O mês passado trouxe intensas chuvas para diversas regiões da capital paranaense, as quais ainda lidam com os efeitos das tempestades. Entre os bairros afetados, Fanny e Parolin foram um dos que ficaram com ruas totalmente alagadas. Na tarde de 22 de novembro (quarta-feira), dia em que iniciou-se o mais recente temporal na cidade, o Instituto Nacional de Meteorologia (Inmet) emitiu um alerta laranja para uma tempestade com raios e ventos de até 100 Km/h na capital. Com a previsão de 30 a 60 mm/h, o grande volume de água fez com que ruas ficassem inacessíveis para o trânsito de veículos e impediu que moradores entrassem ou saíssem das residências.
A chuva que começou por volta das 18h se estendeu de maneira intensa até 20h do dia 22, período que começou a encher os córregos da região. A falta de escoamento causado tanto pela falta de bueiros nos bairros, quanto pelo acúmulo de lixo e entulho, fez com que a água vinda de locais mais altos fosse parar nos rios Pinheirinho e Belém, onde ficam respectivamente os bairros Fanny e Parolin. Além do sobrecarregamento, outro problema encontrado é a canalização desses rios.
Moradores relataram que não é a primeira vez que esse problema acontece no bairro. Noeli Rodrigues, moradora há 40 anos do Fanny, diz que o problema das enchentes começou a ocorrer quando a prefeitura decidiu canalizar o rio que passa na frente da casa dela, o Rio Pinheirinho.
“Quando eles começaram a canalizar, aí que começou também o drama. Na minha casa já é a terceira vez que entra bastante água”.
Obra milionária da prefeitura iniciada em 2015, Curitiba Contra as Cheias , é um projeto criado para conter a vazão dos rios da cidade. Com um investimento inicial de cerca de 126 milhões de reais — valor que foi ultrapassado ao longo dos anos — a construção deveria ter sido entregue em 2017, mas até hoje está inacabada.
Projetada para melhorar o sistema de drenagem e controle dos riscos das cheias, ela abrange os córregos Santa Bernadethe, Henry Ford e Curtume e os rios Vila Guaíra e Pinheirinho, que deságuam no Rio Belém.
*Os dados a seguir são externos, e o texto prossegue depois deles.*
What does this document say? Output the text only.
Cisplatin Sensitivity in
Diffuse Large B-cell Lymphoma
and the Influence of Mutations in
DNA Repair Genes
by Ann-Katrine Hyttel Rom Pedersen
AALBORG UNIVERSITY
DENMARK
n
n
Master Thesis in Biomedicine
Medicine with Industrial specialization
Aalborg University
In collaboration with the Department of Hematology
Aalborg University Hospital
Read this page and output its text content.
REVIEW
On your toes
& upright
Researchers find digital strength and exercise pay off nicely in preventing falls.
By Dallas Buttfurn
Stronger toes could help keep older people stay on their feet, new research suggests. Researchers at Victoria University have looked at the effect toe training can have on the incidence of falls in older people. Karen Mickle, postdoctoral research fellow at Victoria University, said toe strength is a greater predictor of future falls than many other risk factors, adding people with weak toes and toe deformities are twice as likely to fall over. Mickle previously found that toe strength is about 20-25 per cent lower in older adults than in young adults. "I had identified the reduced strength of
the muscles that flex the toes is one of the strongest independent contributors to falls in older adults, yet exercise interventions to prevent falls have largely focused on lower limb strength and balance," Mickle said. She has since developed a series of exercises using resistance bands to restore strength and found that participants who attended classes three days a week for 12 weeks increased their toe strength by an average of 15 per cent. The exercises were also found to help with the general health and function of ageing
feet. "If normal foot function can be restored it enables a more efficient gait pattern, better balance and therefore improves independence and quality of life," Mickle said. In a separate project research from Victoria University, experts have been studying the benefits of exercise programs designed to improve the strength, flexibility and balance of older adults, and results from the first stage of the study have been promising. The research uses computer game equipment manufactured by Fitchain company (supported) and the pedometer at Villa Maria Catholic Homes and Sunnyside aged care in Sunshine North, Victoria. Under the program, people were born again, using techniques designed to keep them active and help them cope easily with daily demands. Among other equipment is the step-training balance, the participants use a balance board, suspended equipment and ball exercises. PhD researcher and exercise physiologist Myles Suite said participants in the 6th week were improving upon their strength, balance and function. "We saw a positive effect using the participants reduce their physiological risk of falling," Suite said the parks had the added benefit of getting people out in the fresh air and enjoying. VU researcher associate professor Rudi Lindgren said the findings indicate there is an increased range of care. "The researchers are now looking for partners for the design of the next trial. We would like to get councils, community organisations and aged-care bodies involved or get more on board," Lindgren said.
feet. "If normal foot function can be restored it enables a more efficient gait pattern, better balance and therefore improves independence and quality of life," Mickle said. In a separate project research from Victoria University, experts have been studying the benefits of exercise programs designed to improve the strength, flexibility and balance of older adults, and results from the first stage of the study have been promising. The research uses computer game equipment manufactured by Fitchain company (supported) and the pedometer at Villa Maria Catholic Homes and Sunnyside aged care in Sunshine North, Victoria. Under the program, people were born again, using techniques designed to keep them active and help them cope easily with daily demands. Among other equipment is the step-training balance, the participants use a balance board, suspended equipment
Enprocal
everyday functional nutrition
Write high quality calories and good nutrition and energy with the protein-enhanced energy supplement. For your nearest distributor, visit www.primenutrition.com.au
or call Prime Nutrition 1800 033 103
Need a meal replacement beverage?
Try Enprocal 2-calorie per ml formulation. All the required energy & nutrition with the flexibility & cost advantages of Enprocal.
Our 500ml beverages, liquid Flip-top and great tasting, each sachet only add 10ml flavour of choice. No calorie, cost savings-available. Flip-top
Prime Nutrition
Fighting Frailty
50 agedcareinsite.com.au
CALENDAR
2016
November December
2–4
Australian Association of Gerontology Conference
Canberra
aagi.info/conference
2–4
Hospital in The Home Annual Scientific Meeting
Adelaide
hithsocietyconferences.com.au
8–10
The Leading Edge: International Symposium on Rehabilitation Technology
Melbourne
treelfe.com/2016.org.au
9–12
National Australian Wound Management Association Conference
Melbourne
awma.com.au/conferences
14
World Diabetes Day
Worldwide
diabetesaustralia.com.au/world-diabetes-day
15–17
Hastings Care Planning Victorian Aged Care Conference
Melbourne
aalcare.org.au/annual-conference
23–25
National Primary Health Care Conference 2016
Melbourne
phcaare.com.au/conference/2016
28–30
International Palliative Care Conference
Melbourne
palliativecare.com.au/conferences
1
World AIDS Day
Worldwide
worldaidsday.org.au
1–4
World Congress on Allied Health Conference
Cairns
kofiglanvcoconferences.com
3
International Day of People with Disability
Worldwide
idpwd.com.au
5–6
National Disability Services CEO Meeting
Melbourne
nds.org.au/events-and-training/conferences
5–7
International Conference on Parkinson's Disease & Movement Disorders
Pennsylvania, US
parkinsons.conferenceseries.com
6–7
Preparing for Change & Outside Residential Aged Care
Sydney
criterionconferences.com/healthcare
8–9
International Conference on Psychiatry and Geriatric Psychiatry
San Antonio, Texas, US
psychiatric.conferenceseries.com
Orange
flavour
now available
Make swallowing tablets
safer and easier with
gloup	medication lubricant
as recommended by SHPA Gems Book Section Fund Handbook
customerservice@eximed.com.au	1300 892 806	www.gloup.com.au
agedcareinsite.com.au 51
Com cerca de oito quilômetros, ela compreende a implantação de muros de concreto para contenção de margens, indutores de retardo no fluxo da água, caixas de contenção, além de serviços contínuos de remoção de lixos e desassoreamento em todos os córregos. A moradora relata que depois que os responsáveis pela obra tiraram as árvores do local — na beira do rio — e colocaram “concreto”, todo o problema da região se intensificou.
Noeli conta que perdeu grande parte da mobília para as inundações, entre guarda-roupas, sofás, armários, e até a cama que estava pagando. O problema vai além da perda material, ela conta sobre seu desespero em relação aos cachorros que possui. “A água tava entrando e a gente tentando pegar eles […] o pequenininho eu até consegui pegar no colo, mas o grande eu não consegui.” O golden retriever chegou a pegar uma infecção na enchente que ocorreu no início deste ano.
O marido de Noeli, Celso de Paula Felicio, ao ser entrevistado por nossa equipe no dia do alagamento, questionou a falta de pessoas responsáveis pela obra no local na hora das chuvas.
“Hoje era para ter vindo alguém deles [prefeitura] aqui para ver como o povo fica, mas não, eles virão só amanhã.”
Os moradores revelam que já tiveram que ligar inúmeras vezes para 156 (Central de Atendimento da Prefeitura) para pedir uma solução para o problema, porém quase nunca foram atendidos. A moradora questiona a eficiência da prefeitura em lidar com as obras. “É fácil fazer uma maquete, desenhar e colocar água nela, agora quero ver viver isso aqui.”
Com as mudanças climáticas, esse tipo de problema acaba sendo cada vez mais frequente na cidade. A obra, que de início tinha uma boa intenção, acabou não acompanhando o crescimento e desenvolvimento urbano do bairro. Assim, um projeto que iria facilitar a vida dos moradores se tornou um transtorno em dias de muitas chuvas.